WinFS is no more. The wonderful icing on the file-system cake that would unify all Windows data types in one superior, searchable, magical way has been canned. Ten years of promise have been wrapped up with various bits hived off to existing projects — but WinFS as a concept has gone.
There are layers of irony here too deep to mine without breathing apparatus. The biggest problem — and the biggest opportunity — in the world of IT is finding the right data in the right time. Some of the most exciting ideas online are to do with data, metadata and the tools to handle them: when Tim Berners-Lee uses a public forum to ask Frank Mantek of Google to implement a SPARQL interface, take note. This may not be the right answer, but it's answering the right questions.
Unlike WinFS. What was the point of a database-cum-filing system that would not scale, and what was the point of making it scale if it were then to come into direct conflict with SQL Server? And how can you put a sensible user interface on a filing system that relies on user-generated metadata when so many users are barely comfortable with the idea of files in the first place? And who's going to get excited about a closed, proprietary filing system that's going to take hard work and NDAs to plug into anything else?
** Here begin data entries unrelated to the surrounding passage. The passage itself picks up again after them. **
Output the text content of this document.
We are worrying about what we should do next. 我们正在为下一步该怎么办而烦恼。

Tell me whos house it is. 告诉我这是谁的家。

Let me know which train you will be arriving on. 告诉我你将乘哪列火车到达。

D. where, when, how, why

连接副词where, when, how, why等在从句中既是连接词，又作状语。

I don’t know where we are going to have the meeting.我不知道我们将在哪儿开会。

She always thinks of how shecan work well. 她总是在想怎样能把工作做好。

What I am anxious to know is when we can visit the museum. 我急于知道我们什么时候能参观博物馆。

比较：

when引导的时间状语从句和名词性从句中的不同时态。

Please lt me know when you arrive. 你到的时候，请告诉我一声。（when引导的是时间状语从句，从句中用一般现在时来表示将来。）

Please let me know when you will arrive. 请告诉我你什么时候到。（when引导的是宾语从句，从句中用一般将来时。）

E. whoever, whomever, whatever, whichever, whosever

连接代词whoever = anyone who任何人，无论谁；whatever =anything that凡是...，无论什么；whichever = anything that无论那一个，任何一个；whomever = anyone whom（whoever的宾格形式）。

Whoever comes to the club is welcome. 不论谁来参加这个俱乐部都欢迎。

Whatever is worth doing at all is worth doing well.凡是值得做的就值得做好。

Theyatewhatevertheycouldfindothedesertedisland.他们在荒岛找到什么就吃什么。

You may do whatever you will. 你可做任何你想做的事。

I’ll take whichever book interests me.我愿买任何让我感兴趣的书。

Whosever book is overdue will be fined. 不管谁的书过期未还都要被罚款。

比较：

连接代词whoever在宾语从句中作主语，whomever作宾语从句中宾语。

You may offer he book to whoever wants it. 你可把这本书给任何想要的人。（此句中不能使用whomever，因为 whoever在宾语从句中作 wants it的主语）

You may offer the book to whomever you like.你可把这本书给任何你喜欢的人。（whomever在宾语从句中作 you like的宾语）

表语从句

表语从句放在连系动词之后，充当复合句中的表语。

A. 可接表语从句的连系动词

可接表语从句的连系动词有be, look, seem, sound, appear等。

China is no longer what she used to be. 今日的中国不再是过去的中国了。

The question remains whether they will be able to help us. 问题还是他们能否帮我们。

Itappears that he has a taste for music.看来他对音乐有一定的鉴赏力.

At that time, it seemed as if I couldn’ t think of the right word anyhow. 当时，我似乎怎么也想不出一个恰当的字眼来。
And then there's the manner of WinFS's passing. Is it dead? "Yes and no", says the WinFS team blog — which, as even the rawest marketing recruit knows, decodes to "Yes, yes, dear God yes". In 2004, it was one of the three pillars of Longhorn. Two years later, it's not even a dirt-track off the road map, but if you take that blog posting at face value it's just a natural part of the product's evolution. "It represents a change to our original delivery strategy, but it's a change that we think that you'll like based on the feedback that we've received."
Microsoft got it wrong. It took people's money on that basis — how much of the Software Assurance pitch from two years ago stands up now? — and now it's saying that all is well. Apart from that, Mrs Lincoln, how did you like the play?
If Microsoft is going to communicate major strategic changes through a marketing filter that tries to minimise their importance, then people will believe the worst, and rightly so. Whatever the solution is to the company's present malaise, it won't find it in the wrong sort of search — or the wrong sort of answer.